Sono in pericolo di cambio destinazione la Rinascente in piazza del Tritone/via del Corso e il palazzo Wedekind, la storica redazione del giornale Il Tempo. Mentre si registra un’unica marcia indietro, perché l’assurdità dell’impresa è stata smascherata dai giornali. Si era progettato di costruire un tunnel fra il palazzo Theodoli, il centro informazioni/gadget della Camera, e Montecitorio distante cinque passi. I conti in tasca li fa ancora una volta “La Casta”: stanziamento previsto di 5milioni e 220mila euro, un milione di euro a passo, quasi il triplo di quanto costò a metro quadro l’euro-tunnel sotto la Manica. Il Palazzo della casta è cresciuto e continua a crescere a dispetto e contro i piani regolatori di Roma. Più volte, i governi si erano impegnati a parole a rispettare le regole urbanistiche e a realizzare altri centri direzionali, come l’Eur, per la dislocazione dei dicasteri-chiave. L’Esposizione universale romana (Eur) era stata realizzata dagli urbanisti d’epoca fascista oltre i confini della Garbatella, la periferia d’allora. Una soluzione che suggerì al sindaco Rebecchini, nel 1954, l’idea di fondare una “città degli uffici” all’esterno della cerchia urbana. Il piano regolatore di Luigi Piccinato (1962) scelse il quadrante est, la zona compresa fra Tiburtina, Pietralata, Casilino e Centocelle per realizzare il centro direzionale orientale (Sdo). Lo scopo principale era quello di liberare il centro di Roma dal peso di tanti ministeri, ma anche di spingere fuori porta il maggiore numero di uffici pubblici con le loro centinaia di migliaia di impiegati, fra l’altro una delle cause finora inamovibili della morsa del traffico nel cuore della capitale. Ha scritto autorevolmente l’editorialista Giuseppe Pullara sulla cronaca del Corriere della Sera: “Di solito la pianificazione urbanistica, frutto di oscuri uffici municipali ma anche di menti illuminate, è stata combattuta dagli abusivi: in questo caso, sono le massime istituzioni ad andare controcorrente.

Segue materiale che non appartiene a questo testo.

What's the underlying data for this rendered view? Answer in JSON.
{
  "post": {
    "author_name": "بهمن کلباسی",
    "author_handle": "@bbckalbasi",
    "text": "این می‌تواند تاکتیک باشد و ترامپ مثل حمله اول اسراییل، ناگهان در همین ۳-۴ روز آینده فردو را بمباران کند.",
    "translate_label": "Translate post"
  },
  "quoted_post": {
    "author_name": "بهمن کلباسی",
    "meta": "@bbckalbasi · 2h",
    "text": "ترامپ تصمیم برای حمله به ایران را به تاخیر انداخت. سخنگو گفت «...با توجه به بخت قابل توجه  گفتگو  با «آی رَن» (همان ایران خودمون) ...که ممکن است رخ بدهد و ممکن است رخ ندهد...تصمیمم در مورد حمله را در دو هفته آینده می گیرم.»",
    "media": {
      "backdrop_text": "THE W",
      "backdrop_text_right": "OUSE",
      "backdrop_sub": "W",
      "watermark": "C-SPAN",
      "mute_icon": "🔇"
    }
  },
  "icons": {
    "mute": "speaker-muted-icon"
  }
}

Applicando una logica del tutto contraria allo svuotamento del centro storico dai “pesi” istituzionali, Camera, Senato e palazzo Chigi diffondono i loro uffici a macchia d’olio nella parte più pregiata della capitale”. E concludeva desolato: “Anno dopo anno, il centro è stata svuotato non da speculatori immobiliari ma da rappresentanti dello Stato”. Purtroppo, sorprende che valorosi urbanisti e cultori di cose romane che conoscono vita, morte e miracoli di ogni pietra della città, non battano ciglio di fronte alla sistematica, progressiva occupazione del centro storico da parte del Palazzo. Ci si augura che il “basta!” lanciato da “La Casta” e l’eco destata nell’opinione con il successo di oltre un milione di copie vendute del libro non solo inchiodino il mondo della politica alle loro responsabilità, ma rompano il muro dei silenzi e delle omertà degli intellettuali, e suscitino finalmente l’indignazione e la levata di scudi delle forze più sensibili del Paese.